Ir al contenido principal

Tears for Fears - Songs from the Big Chair (1985, Mercury)




Si el año pasado traje por aquí a los Tears for Fears con su The Seeds of Love para celebrar su 30 cumpleaños, este 2020 se cumplen 35 años del Songs from the Big Chair. No podía pasar la oportunidad de reseñarlo.

Recuerdo ponerme una y otra vez los videos musicales de sus tres principales temas. Posiblemente son las canciones que más veces escuché por voluntad propia entre los 12 y los 15 años. También me tragué un documental ad hoc que hicieron para promocionar el disco, Scenes from the Big Chair. Y vi los clips en tantas oportunidades que me quedaron secuelas de las que no tuve consciencia hasta mucho más tarde: mirando fotos de mis 18 años, me di cuenta de que, durante esa época, llevé un peinado bastante parecido al de Roland Orzabal. Yo, que siempre creí que me lo dejé largo por la típica rebeldía de juventud y ascendencia rockera. Y no. En serio, esas fotos me recuerdan más a Orzabal que a Morrison, que sería mi intención primigenia de ir de guay (las fotos por privado jeje).

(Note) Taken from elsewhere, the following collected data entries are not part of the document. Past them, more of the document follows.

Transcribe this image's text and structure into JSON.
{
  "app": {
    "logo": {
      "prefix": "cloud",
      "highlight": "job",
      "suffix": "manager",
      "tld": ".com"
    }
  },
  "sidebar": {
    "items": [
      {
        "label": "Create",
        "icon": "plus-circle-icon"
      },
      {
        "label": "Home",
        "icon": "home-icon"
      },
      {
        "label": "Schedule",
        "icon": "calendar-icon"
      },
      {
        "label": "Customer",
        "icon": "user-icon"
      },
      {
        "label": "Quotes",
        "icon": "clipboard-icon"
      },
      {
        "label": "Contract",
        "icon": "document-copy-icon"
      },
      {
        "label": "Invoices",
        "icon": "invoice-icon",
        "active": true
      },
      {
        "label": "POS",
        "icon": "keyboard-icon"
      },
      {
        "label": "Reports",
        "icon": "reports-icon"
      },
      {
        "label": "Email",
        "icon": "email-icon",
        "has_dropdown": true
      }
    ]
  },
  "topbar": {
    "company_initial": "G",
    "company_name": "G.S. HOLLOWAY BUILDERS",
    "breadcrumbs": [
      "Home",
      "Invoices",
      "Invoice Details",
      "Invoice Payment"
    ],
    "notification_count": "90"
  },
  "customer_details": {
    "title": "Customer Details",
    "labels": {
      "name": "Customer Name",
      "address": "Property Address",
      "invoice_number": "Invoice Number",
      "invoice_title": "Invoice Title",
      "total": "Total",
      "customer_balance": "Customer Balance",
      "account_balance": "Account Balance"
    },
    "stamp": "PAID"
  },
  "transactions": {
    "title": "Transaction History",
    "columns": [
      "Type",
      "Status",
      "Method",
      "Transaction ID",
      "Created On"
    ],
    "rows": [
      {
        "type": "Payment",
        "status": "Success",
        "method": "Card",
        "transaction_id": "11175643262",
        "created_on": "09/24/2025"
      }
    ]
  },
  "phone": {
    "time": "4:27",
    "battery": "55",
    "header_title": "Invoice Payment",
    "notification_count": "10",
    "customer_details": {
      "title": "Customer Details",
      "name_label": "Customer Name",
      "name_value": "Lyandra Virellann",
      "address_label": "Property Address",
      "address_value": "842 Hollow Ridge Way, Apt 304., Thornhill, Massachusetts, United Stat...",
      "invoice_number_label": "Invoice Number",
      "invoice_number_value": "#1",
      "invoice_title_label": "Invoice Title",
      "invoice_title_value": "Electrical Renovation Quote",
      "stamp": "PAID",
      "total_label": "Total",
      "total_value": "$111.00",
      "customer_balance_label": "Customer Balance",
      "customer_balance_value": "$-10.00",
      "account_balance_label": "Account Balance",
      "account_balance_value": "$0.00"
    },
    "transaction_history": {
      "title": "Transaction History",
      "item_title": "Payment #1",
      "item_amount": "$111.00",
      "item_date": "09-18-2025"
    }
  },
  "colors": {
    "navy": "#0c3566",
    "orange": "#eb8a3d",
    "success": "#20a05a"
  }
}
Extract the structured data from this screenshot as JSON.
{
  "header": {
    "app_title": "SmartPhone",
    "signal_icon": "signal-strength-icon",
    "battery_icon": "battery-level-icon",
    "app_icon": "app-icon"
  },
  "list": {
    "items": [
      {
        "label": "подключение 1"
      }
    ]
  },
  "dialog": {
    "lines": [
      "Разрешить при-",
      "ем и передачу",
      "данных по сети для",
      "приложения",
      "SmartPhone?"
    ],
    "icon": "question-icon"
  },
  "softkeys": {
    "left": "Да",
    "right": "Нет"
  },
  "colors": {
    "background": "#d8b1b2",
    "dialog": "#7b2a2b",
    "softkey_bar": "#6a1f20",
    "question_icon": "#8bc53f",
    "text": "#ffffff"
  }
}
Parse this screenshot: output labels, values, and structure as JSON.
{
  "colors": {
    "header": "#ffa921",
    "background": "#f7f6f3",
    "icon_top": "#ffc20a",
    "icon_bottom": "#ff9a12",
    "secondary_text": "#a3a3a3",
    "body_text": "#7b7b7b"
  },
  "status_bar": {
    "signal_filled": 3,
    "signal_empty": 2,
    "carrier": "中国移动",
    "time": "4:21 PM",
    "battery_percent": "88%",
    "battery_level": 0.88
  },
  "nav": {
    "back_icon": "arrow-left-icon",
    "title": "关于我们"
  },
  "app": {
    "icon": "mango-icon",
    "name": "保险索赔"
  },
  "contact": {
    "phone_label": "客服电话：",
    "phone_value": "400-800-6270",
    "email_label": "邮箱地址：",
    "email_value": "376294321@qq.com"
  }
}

Bromas aparte, Songs from the Big Chair es uno de los álbumes grandes de los 80. Ya lo consideremos sólo pop, poprock, progresivo…Lo que podemos asegurar es que fue un éxito y, además, uno de los primeros discos donde se usaron técnicas modernas de grabación que luego serían muy normales: programaciones MIDI, drumulator y toda esa mandanga. Grabado a caballo de lo analógico y lo digital. Por eso, como explicaban en el documental, fue muy difícil llevar al directo aquel disco. Y más teniendo en cuenta que no se esperaban el tremendo éxito que tuvieron y que les obligó a embarcarse en una gira mundial.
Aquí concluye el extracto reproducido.